Adrienne Rich - Fantaisie pour Elvira Shatayev
Elvira Shatayev était à la tête d'une équipe d'escalade féminine, dont toutes les membres moururent lors d'une tempête sur le Mont Lénine en août 1974.
Plus tard, le mari de Shatayev retrouva les corps et les enterra.

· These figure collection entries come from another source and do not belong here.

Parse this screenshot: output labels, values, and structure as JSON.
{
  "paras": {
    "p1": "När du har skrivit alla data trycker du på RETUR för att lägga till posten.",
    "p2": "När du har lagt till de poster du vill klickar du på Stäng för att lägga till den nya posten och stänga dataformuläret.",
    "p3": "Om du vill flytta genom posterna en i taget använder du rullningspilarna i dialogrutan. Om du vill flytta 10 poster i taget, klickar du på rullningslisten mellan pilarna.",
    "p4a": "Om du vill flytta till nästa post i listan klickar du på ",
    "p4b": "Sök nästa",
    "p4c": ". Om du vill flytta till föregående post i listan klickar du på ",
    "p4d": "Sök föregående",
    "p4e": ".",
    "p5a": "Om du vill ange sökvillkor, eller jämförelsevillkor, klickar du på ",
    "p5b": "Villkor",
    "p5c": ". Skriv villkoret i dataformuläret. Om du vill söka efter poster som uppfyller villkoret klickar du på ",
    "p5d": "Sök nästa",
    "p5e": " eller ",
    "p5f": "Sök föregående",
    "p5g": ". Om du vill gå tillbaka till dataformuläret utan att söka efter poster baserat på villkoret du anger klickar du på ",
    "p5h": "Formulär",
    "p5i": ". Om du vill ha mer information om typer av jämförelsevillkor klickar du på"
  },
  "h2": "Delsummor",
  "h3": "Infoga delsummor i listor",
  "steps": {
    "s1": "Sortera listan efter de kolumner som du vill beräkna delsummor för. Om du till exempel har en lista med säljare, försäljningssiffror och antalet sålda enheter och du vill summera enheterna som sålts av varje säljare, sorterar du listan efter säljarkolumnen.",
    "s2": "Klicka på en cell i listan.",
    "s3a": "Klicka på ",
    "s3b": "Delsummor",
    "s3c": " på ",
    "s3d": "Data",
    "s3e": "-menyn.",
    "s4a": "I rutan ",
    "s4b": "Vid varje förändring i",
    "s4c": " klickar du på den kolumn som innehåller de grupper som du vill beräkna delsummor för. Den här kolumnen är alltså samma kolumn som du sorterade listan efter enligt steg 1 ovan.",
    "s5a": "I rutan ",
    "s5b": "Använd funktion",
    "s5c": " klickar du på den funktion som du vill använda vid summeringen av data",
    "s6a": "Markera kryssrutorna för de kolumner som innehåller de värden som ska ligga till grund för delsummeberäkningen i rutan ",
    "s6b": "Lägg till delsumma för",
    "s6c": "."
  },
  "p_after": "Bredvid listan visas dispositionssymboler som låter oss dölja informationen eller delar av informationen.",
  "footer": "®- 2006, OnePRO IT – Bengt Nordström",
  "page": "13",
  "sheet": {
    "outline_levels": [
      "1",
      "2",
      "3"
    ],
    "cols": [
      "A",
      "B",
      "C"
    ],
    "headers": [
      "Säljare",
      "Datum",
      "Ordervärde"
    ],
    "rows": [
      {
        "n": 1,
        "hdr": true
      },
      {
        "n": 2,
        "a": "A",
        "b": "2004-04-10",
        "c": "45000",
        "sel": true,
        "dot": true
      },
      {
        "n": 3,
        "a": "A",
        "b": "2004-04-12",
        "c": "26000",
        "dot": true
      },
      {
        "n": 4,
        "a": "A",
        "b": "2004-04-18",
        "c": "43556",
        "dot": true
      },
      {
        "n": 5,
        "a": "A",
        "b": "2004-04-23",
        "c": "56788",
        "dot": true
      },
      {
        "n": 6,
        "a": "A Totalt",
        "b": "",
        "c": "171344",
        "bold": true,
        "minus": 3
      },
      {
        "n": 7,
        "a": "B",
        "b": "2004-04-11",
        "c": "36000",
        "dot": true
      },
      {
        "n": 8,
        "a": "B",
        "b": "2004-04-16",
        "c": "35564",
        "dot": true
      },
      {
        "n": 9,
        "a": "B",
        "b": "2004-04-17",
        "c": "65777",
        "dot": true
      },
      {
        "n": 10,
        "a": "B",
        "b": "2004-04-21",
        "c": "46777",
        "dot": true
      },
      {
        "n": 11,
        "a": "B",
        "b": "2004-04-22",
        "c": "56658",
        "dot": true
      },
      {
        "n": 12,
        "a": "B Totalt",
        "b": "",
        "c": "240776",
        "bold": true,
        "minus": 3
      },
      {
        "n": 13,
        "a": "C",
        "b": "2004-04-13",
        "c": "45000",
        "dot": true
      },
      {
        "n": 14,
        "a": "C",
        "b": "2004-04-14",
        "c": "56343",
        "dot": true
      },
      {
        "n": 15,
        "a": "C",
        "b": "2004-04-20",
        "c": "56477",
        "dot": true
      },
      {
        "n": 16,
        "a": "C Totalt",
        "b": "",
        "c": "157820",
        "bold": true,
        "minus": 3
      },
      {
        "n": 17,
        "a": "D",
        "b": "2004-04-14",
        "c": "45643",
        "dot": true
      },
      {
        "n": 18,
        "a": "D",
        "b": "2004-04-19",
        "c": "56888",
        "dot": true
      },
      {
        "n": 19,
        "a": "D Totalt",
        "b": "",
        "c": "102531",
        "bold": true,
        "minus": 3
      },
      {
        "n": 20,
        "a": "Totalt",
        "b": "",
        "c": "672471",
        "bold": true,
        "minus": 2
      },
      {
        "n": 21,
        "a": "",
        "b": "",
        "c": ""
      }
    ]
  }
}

Le froid paraissait froid jusqu'à ce que notre sang
Devînt plus froid et puis le vent
tomba et nous étions endormies
Si je parle dans ce rêve
c'est d'une voix qui n'est plus personnelle
(je veux dire de plusieurs voix)
Quand le vent a fini par nous arracher le souffle
nous n'avions pas besoin de mots
Durant des mois des années chacune de nous
avait senti son propre oui grandir en elle
se former lentement tandis qu'elle se tenait à la fenêtre dans l'attente
de trains réparait son sac de voyage se coiffait
Ce qu'il nous fallait apprendre c'était simplement ce que nous avions
Ici en haut comme engendré par tous les mots ce oui rassemblait
ses forces fusionnait et au moment exact
où il devait rencontrer un Non dénué de mesures
le trou noir qui aspirait le monde
Je te sens grimper vers moi
tes semelles crantées laissant leur empreinte géométrique
d'un relief colossal sur des cristaux microscopiques
comme lorsque je t'ai suivi sur le Caucase
À présent je te devance
de beaucoup plus loin qu'aucune de nous ne le rêvait que nulle ne pourrait l'être
Je suis devenue
la neige blanche que le vent presse comme de l'asphalte
les femmes que j'aime doucement jetées contre la montagne
ce ciel bleu
nos yeux gelés ont perdu leur voile à travers la tempête
nous aurions pu recoudre ces teintes bleues ensemble ainsi qu'une couverture
Tu viens (je le sais) avec ton amour ta perte
sanglés à ton corps avec ton magnétophone ton appareil photographique
ton pic à glace contre tout appel à la raison
pour nous donner une sépulture dans la neige et dans ton esprit
Cependant que mon cadavre repose ici à l'air libre
brillant comme un prisme dans tes yeux
comment pourrais-tu dormir C'est pour toi que tu as grimpé jusqu'ici
nous y avons grimpé pour nous
Quand tu nous as enterrées as raconté ton histoire
la nôtre n'a pas de fin nous nous répandons
dans l'inachevé l'inentamé
le possible
Le noyau de chaleur de chaque cellule a palpité hors de nous
dans l'air léger de l'univers
l'armature de la pierre sous ces neiges
cette montagne qui a recueilli la forme de nos esprits
par de menues altérations des éléments
comme telles nous avons entrepris
de nous y conduire les unes les autres
nous choisissant les unes les autres et cette vie
dont les moindres souffle prise et point d'appui en amont
sont quelque part toujours agissants et continuent
Dans le journal j'ai écrit : Nous sommes prêtes à présent
et chacune de nous le sait je n'ai jamais aimé
ainsi je n'ai jamais vu
mes propres forces si acceptées partagées
et rendues
Après un long entraînement les premières difficultés
nous nous mouvons presque sans effort dans notre amour
Dans le journal, alors que le vent commençait à arracher
les tentes au-dessus de nous j'ai écrit :
Nous savons à présent que nous avons toujours été en danger
là-bas dans nos existences séparées
et ensemble ici maintenant mais jusqu'à aujourd'hui
nous n'avions pas touché notre force
Dans le journal arraché de mes mains j'avais écrit :
Que signifie l'amour
que signifie "survivre"
Un cable d'un bleu ardant rattache nos corps
qui brûlent ensemble dans la neige nous ne vivrons pas
pour nous contenter de moins Nous avons rêvé de ça
toute la vie
Adrienne Rich, 1974.
Traduction d'Oriane Celce.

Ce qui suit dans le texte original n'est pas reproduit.